Whether Anne Carson responds to Virginia Woolf or Samuel Beckett, or Caroline Bergvall composes with Dante, poets enter each other’s texts directly and indirectly. But how do we enter into another’s text and still retain an original voice? Where are the boundaries? In this workshop we will encounter multiple responses to Gertrude Stein, Virginia Woolf, and Emily Dickinson, and tackle a variety of writing exercises designed to create new pathways to one's own, as well as other's, work.
This workshop involves reading, writing, and debate about the love poem. The sonnet form, traditionally focused on love, will provide a starting point for in-class writing exercises. We’ll also examine strategies and techniques as they are variously employed by poets such as: Ian Duhig, Michael Donaghy, Carol Ann Duffy, Edna St. Vincent Millay, Sharon Olds, C.K. Williams, Hugo Williams, Alice Oswald, Tom Clarke, Paul Muldoon and Douglas Dunn. You needn’t be in love to attend.
This is a workshop for poets who are looking to enrich and enliven their writing practice, creating new and expansive possibilities for the poem. We will explore diverse strategies, including collage, word games, ekphrastic experiments, and systematized destruction of the expected. The class is process-oriented and aims at enlarging poetic vocabularies and notions of form. We will read some writings by established poets in addition to discussing our own works-in-progress in a supportive atmosphere.

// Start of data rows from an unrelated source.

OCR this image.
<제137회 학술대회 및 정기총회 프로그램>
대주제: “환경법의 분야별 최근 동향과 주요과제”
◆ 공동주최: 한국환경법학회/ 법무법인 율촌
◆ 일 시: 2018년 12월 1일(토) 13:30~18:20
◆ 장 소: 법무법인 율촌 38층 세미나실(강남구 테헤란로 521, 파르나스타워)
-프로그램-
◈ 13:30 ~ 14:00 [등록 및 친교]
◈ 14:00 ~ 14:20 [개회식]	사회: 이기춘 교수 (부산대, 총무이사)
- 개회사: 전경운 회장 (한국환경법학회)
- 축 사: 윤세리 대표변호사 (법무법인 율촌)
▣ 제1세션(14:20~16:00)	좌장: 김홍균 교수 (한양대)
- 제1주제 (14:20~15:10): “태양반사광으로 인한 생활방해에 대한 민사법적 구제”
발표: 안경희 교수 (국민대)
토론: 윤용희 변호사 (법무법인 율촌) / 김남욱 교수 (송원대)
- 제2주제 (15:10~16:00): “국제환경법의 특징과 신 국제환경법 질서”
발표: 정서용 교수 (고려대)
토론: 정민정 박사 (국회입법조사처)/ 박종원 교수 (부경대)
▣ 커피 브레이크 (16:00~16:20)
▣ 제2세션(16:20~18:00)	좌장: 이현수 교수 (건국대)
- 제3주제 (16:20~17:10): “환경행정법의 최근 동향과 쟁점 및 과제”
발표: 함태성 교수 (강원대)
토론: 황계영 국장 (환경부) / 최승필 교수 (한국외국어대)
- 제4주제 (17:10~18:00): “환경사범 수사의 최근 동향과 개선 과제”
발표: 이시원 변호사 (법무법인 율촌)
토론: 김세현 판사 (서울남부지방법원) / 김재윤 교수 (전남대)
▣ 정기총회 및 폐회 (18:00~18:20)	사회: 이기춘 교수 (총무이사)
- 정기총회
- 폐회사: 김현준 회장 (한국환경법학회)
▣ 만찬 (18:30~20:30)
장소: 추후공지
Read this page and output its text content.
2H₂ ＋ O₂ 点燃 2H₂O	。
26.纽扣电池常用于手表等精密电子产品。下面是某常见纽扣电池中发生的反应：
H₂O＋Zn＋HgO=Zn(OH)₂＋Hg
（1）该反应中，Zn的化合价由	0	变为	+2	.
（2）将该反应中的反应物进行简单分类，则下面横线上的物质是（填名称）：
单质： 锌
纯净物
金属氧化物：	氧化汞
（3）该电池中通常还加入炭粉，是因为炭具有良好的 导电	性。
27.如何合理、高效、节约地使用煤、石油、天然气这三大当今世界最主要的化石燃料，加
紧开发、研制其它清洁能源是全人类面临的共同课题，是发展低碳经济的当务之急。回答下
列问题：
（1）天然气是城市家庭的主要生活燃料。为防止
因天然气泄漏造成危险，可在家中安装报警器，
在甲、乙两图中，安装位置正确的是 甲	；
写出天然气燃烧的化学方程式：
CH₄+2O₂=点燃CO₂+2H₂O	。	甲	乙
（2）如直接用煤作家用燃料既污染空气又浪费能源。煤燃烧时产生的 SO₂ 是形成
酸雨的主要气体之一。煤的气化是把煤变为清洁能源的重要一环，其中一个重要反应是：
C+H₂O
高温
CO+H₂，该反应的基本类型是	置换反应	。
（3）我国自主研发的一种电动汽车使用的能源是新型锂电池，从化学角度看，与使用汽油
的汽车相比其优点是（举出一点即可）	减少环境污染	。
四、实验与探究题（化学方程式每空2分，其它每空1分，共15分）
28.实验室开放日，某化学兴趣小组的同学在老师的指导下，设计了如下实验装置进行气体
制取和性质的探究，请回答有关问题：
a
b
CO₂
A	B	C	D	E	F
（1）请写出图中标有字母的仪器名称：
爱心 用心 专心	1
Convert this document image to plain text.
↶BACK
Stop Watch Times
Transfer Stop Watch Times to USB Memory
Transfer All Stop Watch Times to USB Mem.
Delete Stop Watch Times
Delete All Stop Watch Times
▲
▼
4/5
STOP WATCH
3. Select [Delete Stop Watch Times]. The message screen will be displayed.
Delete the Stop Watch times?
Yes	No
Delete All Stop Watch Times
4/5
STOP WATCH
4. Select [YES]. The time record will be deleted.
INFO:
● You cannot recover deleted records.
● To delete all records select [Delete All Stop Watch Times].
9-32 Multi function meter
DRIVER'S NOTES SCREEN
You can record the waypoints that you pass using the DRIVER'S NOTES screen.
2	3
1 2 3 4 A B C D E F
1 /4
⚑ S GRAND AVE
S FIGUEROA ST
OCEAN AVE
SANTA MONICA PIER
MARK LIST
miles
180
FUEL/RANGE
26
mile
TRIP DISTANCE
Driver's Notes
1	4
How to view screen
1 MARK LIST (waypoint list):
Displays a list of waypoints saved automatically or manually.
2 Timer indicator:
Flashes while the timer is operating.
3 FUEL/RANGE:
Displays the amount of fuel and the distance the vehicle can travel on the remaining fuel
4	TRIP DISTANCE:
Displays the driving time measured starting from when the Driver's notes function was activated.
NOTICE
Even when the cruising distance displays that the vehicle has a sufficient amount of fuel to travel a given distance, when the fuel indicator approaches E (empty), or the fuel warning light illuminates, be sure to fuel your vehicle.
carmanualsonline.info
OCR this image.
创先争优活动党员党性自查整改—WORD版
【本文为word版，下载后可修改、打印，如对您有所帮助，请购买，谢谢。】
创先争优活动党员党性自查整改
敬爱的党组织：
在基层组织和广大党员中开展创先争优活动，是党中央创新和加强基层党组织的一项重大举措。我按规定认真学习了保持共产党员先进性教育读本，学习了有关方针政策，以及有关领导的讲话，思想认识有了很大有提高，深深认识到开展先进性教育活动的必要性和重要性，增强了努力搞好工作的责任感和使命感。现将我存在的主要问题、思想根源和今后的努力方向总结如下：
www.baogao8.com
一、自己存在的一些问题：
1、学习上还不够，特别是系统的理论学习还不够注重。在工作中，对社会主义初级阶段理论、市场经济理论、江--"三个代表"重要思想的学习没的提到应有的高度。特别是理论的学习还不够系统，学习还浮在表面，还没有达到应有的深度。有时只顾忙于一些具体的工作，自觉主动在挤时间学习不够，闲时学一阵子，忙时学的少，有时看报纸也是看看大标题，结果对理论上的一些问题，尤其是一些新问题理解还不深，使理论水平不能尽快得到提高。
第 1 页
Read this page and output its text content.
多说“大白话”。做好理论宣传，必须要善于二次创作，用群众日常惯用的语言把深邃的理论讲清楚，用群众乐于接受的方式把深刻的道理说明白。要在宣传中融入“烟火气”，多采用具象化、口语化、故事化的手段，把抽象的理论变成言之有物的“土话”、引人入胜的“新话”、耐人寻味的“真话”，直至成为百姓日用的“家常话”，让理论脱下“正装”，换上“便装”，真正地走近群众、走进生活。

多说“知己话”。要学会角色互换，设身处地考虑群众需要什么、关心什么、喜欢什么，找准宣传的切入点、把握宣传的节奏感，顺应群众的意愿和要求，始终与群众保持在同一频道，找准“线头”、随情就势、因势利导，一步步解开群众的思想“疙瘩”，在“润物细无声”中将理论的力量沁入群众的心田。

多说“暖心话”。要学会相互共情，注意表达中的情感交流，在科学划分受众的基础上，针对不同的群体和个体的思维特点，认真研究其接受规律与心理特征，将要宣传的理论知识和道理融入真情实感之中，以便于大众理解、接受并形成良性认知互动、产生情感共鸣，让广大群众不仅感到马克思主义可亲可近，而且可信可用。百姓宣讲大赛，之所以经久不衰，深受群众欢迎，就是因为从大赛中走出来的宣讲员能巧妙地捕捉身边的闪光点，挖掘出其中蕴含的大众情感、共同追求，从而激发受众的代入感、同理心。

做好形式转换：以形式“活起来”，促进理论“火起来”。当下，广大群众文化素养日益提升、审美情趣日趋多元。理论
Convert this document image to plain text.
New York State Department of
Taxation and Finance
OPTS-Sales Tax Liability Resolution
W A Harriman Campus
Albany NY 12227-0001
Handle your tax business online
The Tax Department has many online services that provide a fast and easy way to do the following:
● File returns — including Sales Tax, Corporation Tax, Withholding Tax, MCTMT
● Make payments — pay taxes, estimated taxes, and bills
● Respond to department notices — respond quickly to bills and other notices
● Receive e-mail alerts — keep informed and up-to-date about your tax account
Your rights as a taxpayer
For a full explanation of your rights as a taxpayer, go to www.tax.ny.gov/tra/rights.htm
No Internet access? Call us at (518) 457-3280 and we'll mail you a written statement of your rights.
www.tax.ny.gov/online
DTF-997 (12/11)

According to W. H. Auden, a poet feels most like a poet when making the last revision to a new poem. Yet so many times we get stuck in an early draft of a poem and don’t know how to proceed. How can we enter and re-imagine the poem, both formally and thematically? In this hands-on workshop dedicated to the art of revision, students will learn a variety of techniques and approaches for turning the inert draft into a poem that breathes and sings.